On North Korea’s admission that it has a nuke (or three or four), Will Allen writes:

The motivations for Korea now admitting their behavior has several possible explanations, and very few of them are cause for optimism. I have read that some are positing that Korea has done so in order to win more favorable treatment by the U.S. and others. I find this naively optimistic in the extreme. Do you suppose that the Korean thugs have spent a lot of their very limited resources for the past several years to develop this capability, and suddenly woke up up one morning and said, “Boy, that sure was a mistake!

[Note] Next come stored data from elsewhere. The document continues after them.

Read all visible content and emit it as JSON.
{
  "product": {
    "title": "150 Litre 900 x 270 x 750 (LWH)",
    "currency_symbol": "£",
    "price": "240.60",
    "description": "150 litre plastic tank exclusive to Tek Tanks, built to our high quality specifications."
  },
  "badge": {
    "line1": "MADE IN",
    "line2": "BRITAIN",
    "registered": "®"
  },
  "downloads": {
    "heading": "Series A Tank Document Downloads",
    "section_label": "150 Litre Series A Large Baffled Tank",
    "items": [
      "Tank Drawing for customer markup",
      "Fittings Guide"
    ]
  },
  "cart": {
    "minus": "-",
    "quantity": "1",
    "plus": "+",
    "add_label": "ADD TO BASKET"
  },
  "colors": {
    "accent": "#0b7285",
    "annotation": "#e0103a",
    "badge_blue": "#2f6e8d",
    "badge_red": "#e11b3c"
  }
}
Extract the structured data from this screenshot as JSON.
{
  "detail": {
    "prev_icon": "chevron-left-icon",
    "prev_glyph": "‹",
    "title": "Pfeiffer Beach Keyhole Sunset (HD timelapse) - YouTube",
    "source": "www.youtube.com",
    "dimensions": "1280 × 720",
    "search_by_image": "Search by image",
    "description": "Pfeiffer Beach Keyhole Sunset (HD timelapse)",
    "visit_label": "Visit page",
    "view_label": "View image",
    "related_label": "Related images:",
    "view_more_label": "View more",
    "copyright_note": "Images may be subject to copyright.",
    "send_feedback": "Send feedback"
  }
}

Let’s make a 180 degree turn!”? I think it unlikely. It is more likely that they have decided to use these weapons, or the knowledge of thier existence for specific strategic purpose. What purpose, I do not know, but with a regime that kidnaps Japanese citizens from Japanese soil for little rational reason, it cannot be confidently predicted that we will be able to fathom their motivations. Whatever they are, I do not think it bodes well for the rest of the world. I fear something foul is afoot.

The timing is curious, so let’s indulge ourselves in a little conjecture.

The US, through one means or another, is going to topple the current Iraqi regime and install another. One of the primary motivation for doing so is Iraq’s nuclear weapons program.

The Pyongyang government is a member of the sam Axis of Evil as Iraq, according to President Bush, who is getting his way, with the American people, Congress, and probably the UN, on an Iraq war.

So North Korea must be asking itself, “Am I next?” They may also think that if Iraq already had a weapon, Bush wouldn’t be making such threats.

The truth is, without massive material assistance from China, the North Korean army can’t fight for more than three days. They’d run out of everything from beans to bullets.